Types of Evidence

We use different types of evidence to determine if a treatment is safe and confers benefits to the brain. Clinical studies, which involve people, are more conclusive than preclinical studies conducted in animal models or test tubes. Each type of evidence serves a distinct role and can provide useful information, though no single study—even a large trial—provides enough evidence to make a definitive conclusion.

We look for evidence of potential benefit to brain health as well as evidence that the way the treatment works (i.e., its target) has a plausible rationale. For example, scientists may have found that a certain genetic mutation increases the risk of developing dementia. So, a prevention treatment targeting that mutation would make sense biologically. The types of evidence most commonly evaluated for our ratings are described below:

Different experiments designed to answer the same question will frequently yield different results. A treatment may have been tested in different populations of people, perhaps for different lengths of time or at different doses. Sometimes the results are biased unknowingly by the researchers themselves. Meta-analyses and systematic reviews methodically compile different research studies (e.g., observational or randomized controlled trials) on a given question and combine them into a single analysis that considers and compares the quality of the methods of each study to draw an overall conclusion.

Clinical trials are human research studies designed to test the safety and efficacy of new drugs or interventions to treat medical conditions. In a typical trial, people are randomly selected (i.e., randomized) to receive either the drug or a placebo (i.e., control). In a double-blind trial, both the participants and the researchers are "blind" to which person received the drug until after the results are analyzed. Double-blind randomized controlled trials are the "gold-standard" of biomedical research, but rare for dementia prevention as they are expensive and can be difficult to conduct. Clinical trial results are sometimes in conflict with results from observational studies. There are many reasons for these differences, including that clinical trials are better suited to prove whether a drug causes a given effect.
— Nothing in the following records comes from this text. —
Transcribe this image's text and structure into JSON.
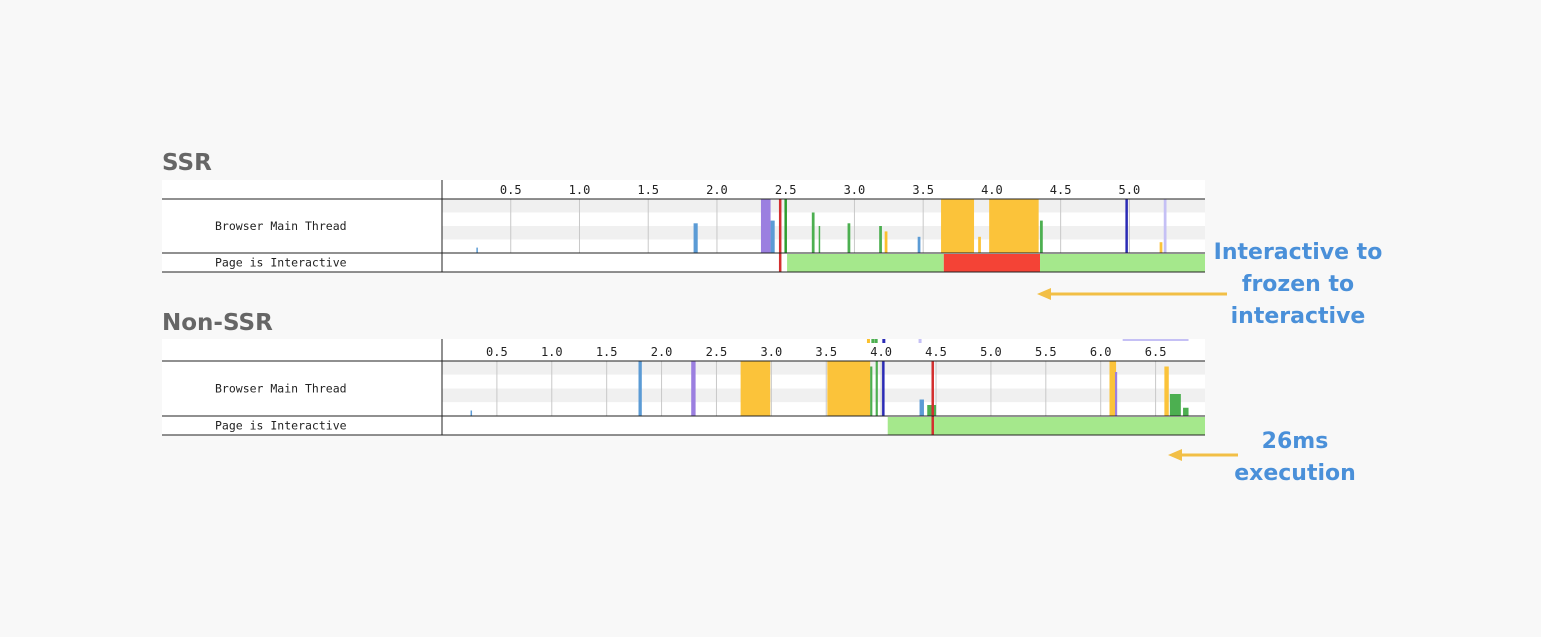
{
  "chart_data": [
    {
      "type": "timeline",
      "title": "SSR",
      "xlim": [
        0,
        5.55
      ],
      "x_ticks": [
        0.5,
        1.0,
        1.5,
        2.0,
        2.5,
        3.0,
        3.5,
        4.0,
        4.5,
        5.0
      ],
      "x_tick_labels": [
        "0.5",
        "1.0",
        "1.5",
        "2.0",
        "2.5",
        "3.0",
        "3.5",
        "4.0",
        "4.5",
        "5.0"
      ],
      "rows": [
        "Browser Main Thread",
        "Page is Interactive"
      ],
      "activity": [
        {
          "x": 0.25,
          "width": 0.01,
          "height": 0.1,
          "color": "#5b9bd5"
        },
        {
          "x": 1.83,
          "width": 0.03,
          "height": 0.55,
          "color": "#5b9bd5"
        },
        {
          "x": 2.32,
          "width": 0.07,
          "height": 1.0,
          "color": "#9b7fe0"
        },
        {
          "x": 2.39,
          "width": 0.03,
          "height": 0.6,
          "color": "#5b9bd5"
        },
        {
          "x": 2.69,
          "width": 0.02,
          "height": 0.75,
          "color": "#4caf50"
        },
        {
          "x": 2.74,
          "width": 0.01,
          "height": 0.5,
          "color": "#4caf50"
        },
        {
          "x": 2.95,
          "width": 0.02,
          "height": 0.55,
          "color": "#4caf50"
        },
        {
          "x": 3.18,
          "width": 0.02,
          "height": 0.5,
          "color": "#4caf50"
        },
        {
          "x": 3.22,
          "width": 0.02,
          "height": 0.4,
          "color": "#fbc02d"
        },
        {
          "x": 3.46,
          "width": 0.02,
          "height": 0.3,
          "color": "#5b9bd5"
        },
        {
          "x": 3.63,
          "width": 0.24,
          "height": 1.0,
          "color": "#fbc33a"
        },
        {
          "x": 3.9,
          "width": 0.02,
          "height": 0.3,
          "color": "#fbc33a"
        },
        {
          "x": 3.98,
          "width": 0.36,
          "height": 1.0,
          "color": "#fbc33a"
        },
        {
          "x": 4.35,
          "width": 0.02,
          "height": 0.6,
          "color": "#4caf50"
        },
        {
          "x": 5.22,
          "width": 0.02,
          "height": 0.2,
          "color": "#fbc33a"
        },
        {
          "x": 5.25,
          "width": 0.02,
          "height": 1.0,
          "color": "#c5c0f5"
        }
      ],
      "markers": [
        {
          "x": 2.46,
          "color": "#d32f2f",
          "extends_to_interactive": true
        },
        {
          "x": 2.5,
          "color": "#2e9e2e"
        },
        {
          "x": 4.98,
          "color": "#2b2bb5"
        }
      ],
      "interactive_segments": [
        {
          "start": 2.51,
          "end": 3.65,
          "color": "#a5e88c"
        },
        {
          "start": 3.65,
          "end": 4.35,
          "color": "#f44336"
        },
        {
          "start": 4.35,
          "end": 5.55,
          "color": "#a5e88c"
        }
      ],
      "annotation": "Interactive to\nfrozen to\ninteractive"
    },
    {
      "type": "timeline",
      "title": "Non-SSR",
      "xlim": [
        0,
        6.95
      ],
      "x_ticks": [
        0.5,
        1.0,
        1.5,
        2.0,
        2.5,
        3.0,
        3.5,
        4.0,
        4.5,
        5.0,
        5.5,
        6.0,
        6.5
      ],
      "x_tick_labels": [
        "0.5",
        "1.0",
        "1.5",
        "2.0",
        "2.5",
        "3.0",
        "3.5",
        "4.0",
        "4.5",
        "5.0",
        "5.5",
        "6.0",
        "6.5"
      ],
      "rows": [
        "Browser Main Thread",
        "Page is Interactive"
      ],
      "activity": [
        {
          "x": 0.26,
          "width": 0.01,
          "height": 0.1,
          "color": "#5b9bd5"
        },
        {
          "x": 1.79,
          "width": 0.03,
          "height": 1.0,
          "color": "#5b9bd5"
        },
        {
          "x": 2.27,
          "width": 0.04,
          "height": 1.0,
          "color": "#9b7fe0"
        },
        {
          "x": 2.72,
          "width": 0.27,
          "height": 1.0,
          "color": "#fbc33a"
        },
        {
          "x": 3.51,
          "width": 0.39,
          "height": 1.0,
          "color": "#fbc33a"
        },
        {
          "x": 3.9,
          "width": 0.02,
          "height": 0.9,
          "color": "#4caf50"
        },
        {
          "x": 3.95,
          "width": 0.02,
          "height": 1.0,
          "color": "#4caf50"
        },
        {
          "x": 4.35,
          "width": 0.04,
          "height": 0.3,
          "color": "#5b9bd5"
        },
        {
          "x": 4.42,
          "width": 0.08,
          "height": 0.2,
          "color": "#4caf50"
        },
        {
          "x": 6.08,
          "width": 0.06,
          "height": 1.0,
          "color": "#fbc33a"
        },
        {
          "x": 6.13,
          "width": 0.02,
          "height": 0.8,
          "color": "#9b7fe0"
        },
        {
          "x": 6.58,
          "width": 0.04,
          "height": 0.9,
          "color": "#fbc33a"
        },
        {
          "x": 6.63,
          "width": 0.1,
          "height": 0.4,
          "color": "#4caf50"
        },
        {
          "x": 6.75,
          "width": 0.05,
          "height": 0.15,
          "color": "#4caf50"
        }
      ],
      "markers": [
        {
          "x": 4.02,
          "color": "#2b2bb5"
        },
        {
          "x": 4.47,
          "color": "#d32f2f",
          "extends_to_interactive": true
        }
      ],
      "top_ticks": [
        {
          "x": 3.88,
          "color": "#fbc02d"
        },
        {
          "x": 3.92,
          "color": "#4caf50"
        },
        {
          "x": 3.95,
          "color": "#4caf50"
        },
        {
          "x": 4.02,
          "color": "#2b2bb5"
        },
        {
          "x": 4.35,
          "color": "#c5c0f5"
        }
      ],
      "top_band": {
        "start": 6.2,
        "end": 6.8,
        "color": "#c5c0f5"
      },
      "interactive_segments": [
        {
          "start": 4.06,
          "end": 6.95,
          "color": "#a5e88c"
        }
      ],
      "annotation": "26ms\nexecution"
    }
  ]
}
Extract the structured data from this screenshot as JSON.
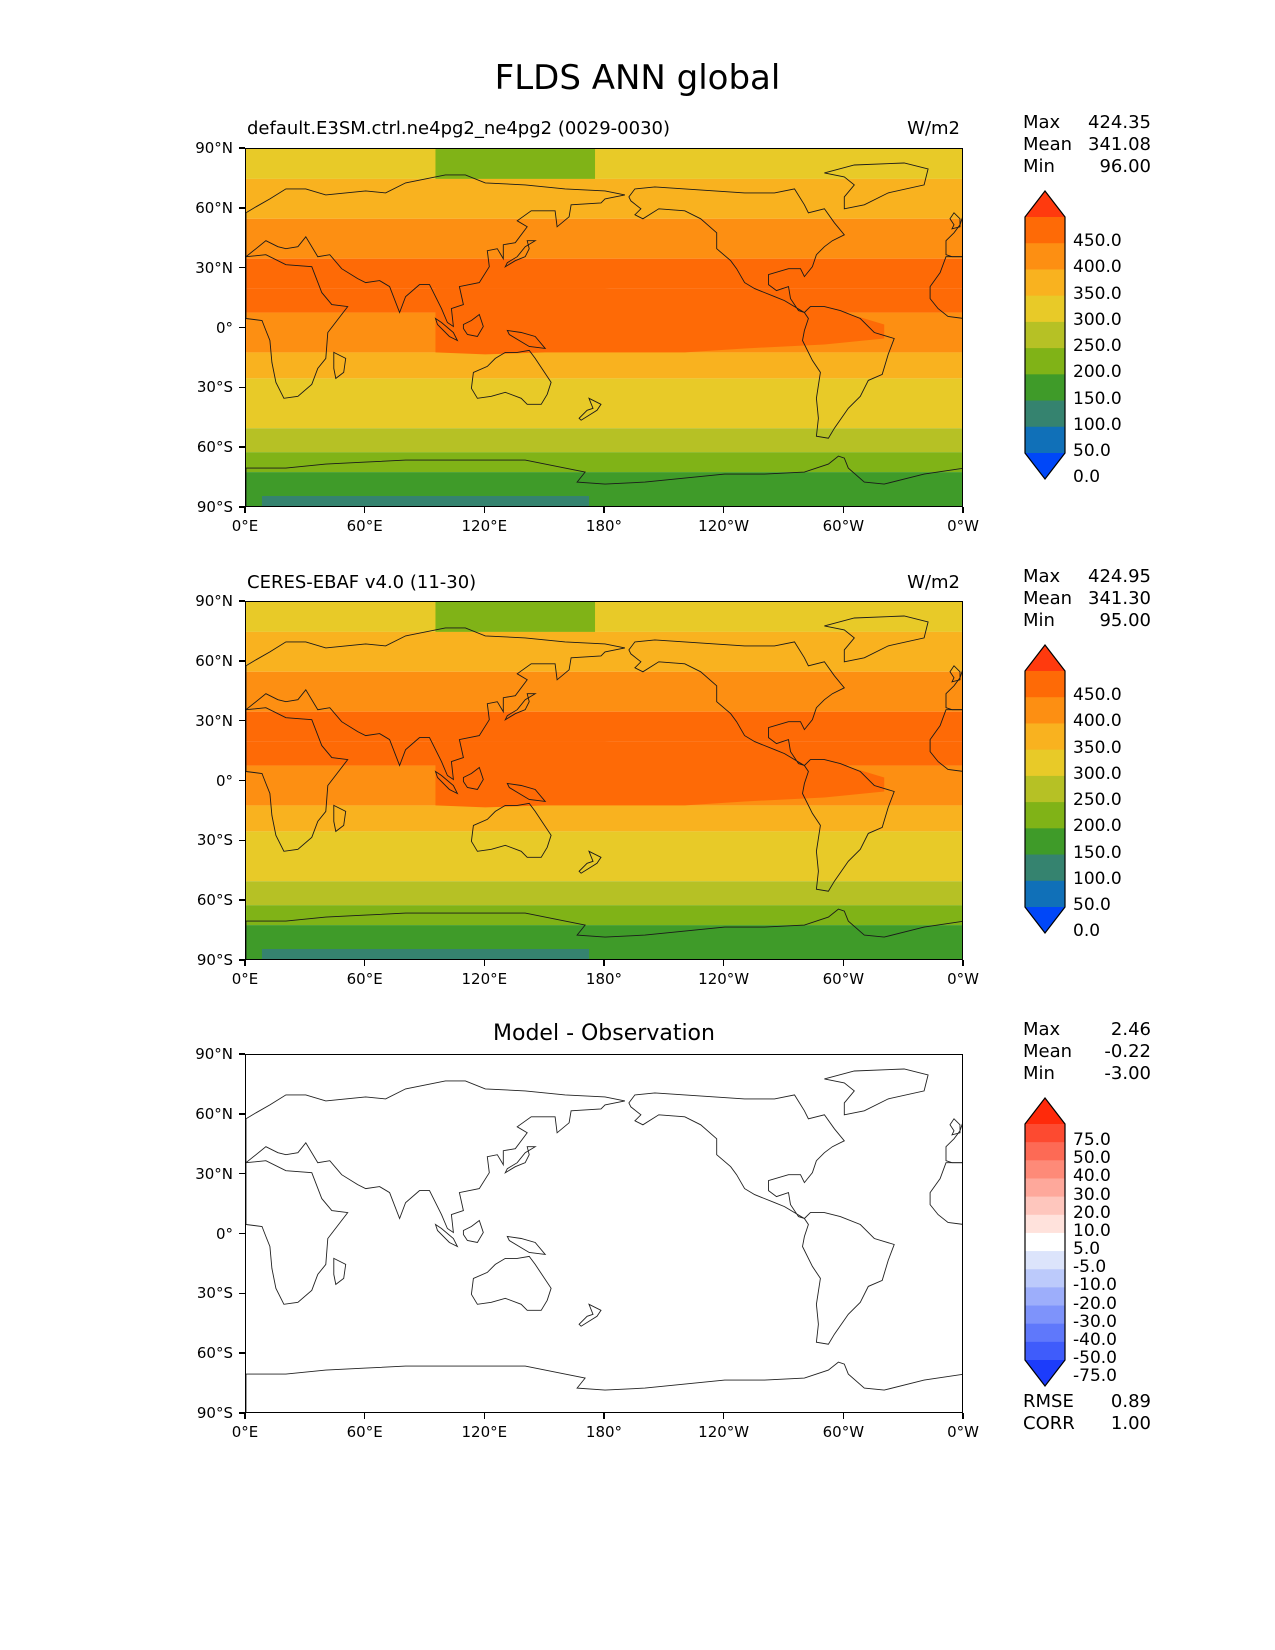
{
  "figure": {
    "title": "FLDS ANN global"
  },
  "axes": {
    "lat_labels": [
      "90°N",
      "60°N",
      "30°N",
      "0°",
      "30°S",
      "60°S",
      "90°S"
    ],
    "lon_labels": [
      "0°E",
      "60°E",
      "120°E",
      "180°",
      "120°W",
      "60°W",
      "0°W"
    ]
  },
  "panels": [
    {
      "name": "model",
      "title": "default.E3SM.ctrl.ne4pg2_ne4pg2 (0029-0030)",
      "units": "W/m2",
      "stats": {
        "max_label": "Max",
        "max": "424.35",
        "mean_label": "Mean",
        "mean": "341.08",
        "min_label": "Min",
        "min": "96.00"
      },
      "colorbar": {
        "labels": [
          "450.0",
          "400.0",
          "350.0",
          "300.0",
          "250.0",
          "200.0",
          "150.0",
          "100.0",
          "50.0",
          "0.0"
        ],
        "colors": [
          "#ff3a0e",
          "#fe6a06",
          "#fd8f12",
          "#f9b21f",
          "#e8ca28",
          "#b6c125",
          "#80b317",
          "#3f9b29",
          "#35836f",
          "#1070b8",
          "#0047f8"
        ]
      }
    },
    {
      "name": "obs",
      "title": "CERES-EBAF v4.0 (11-30)",
      "units": "W/m2",
      "stats": {
        "max_label": "Max",
        "max": "424.95",
        "mean_label": "Mean",
        "mean": "341.30",
        "min_label": "Min",
        "min": "95.00"
      },
      "colorbar": {
        "labels": [
          "450.0",
          "400.0",
          "350.0",
          "300.0",
          "250.0",
          "200.0",
          "150.0",
          "100.0",
          "50.0",
          "0.0"
        ],
        "colors": [
          "#ff3a0e",
          "#fe6a06",
          "#fd8f12",
          "#f9b21f",
          "#e8ca28",
          "#b6c125",
          "#80b317",
          "#3f9b29",
          "#35836f",
          "#1070b8",
          "#0047f8"
        ]
      }
    },
    {
      "name": "diff",
      "title": "Model - Observation",
      "units": "",
      "stats": {
        "max_label": "Max",
        "max": "2.46",
        "mean_label": "Mean",
        "mean": "-0.22",
        "min_label": "Min",
        "min": "-3.00"
      },
      "colorbar": {
        "labels": [
          "75.0",
          "50.0",
          "40.0",
          "30.0",
          "20.0",
          "10.0",
          "5.0",
          "-5.0",
          "-10.0",
          "-20.0",
          "-30.0",
          "-40.0",
          "-50.0",
          "-75.0"
        ],
        "colors": [
          "#ff2a0a",
          "#fd4a30",
          "#fd6a55",
          "#fe8a78",
          "#fea89b",
          "#fec6bd",
          "#ffe2dc",
          "#ffffff",
          "#dce4fb",
          "#bccafb",
          "#9daefb",
          "#7e93fb",
          "#5f78fb",
          "#3f5cfb",
          "#1c3cfb"
        ]
      },
      "extra": {
        "rmse_label": "RMSE",
        "rmse": "0.89",
        "corr_label": "CORR",
        "corr": "1.00"
      }
    }
  ],
  "field_bands": {
    "band_levels_top_to_bottom": [
      "250-300",
      "300-350",
      "350-400",
      "400-450",
      "400-450",
      "350-400",
      "300-350",
      "250-300",
      "200-250",
      "150-200",
      "100-150"
    ],
    "band_lat_edges": [
      90,
      75,
      55,
      35,
      20,
      8,
      -12,
      -25,
      -50,
      -62,
      -72,
      -90
    ]
  }
}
In observational studies, scientists observe large groups of people to identify traits and choices that correlate with disease versus health. For example, a study might identify 10,000 women between the ages of 55-60 to answer the question, "Does smoking correlate with a higher risk of dementia over 10 years in this group of people?" These studies can provide cost-effective and detailed information but they must be interpreted with caution. Observational studies are often biased, or "confounded", by factors other than those of interest (e.g., people who smoke tend to exercise less, which in itself is a risk factor for dementia). Due to this, observational studies cannot prove whether a treatment causes or protects from disease. (Randomized controlled trials are used to prove causation.) Observational studies can, however, be used to identify patterns across large and diverse groups exposed to a treatment for long durations of time.

Experiments in animals (in vivo) and isolated cells (in vitro) are useful for "proof-of-concept" experiments and to help design future research. However, they do not reliably predict whether a treatment is safe or effective in humans.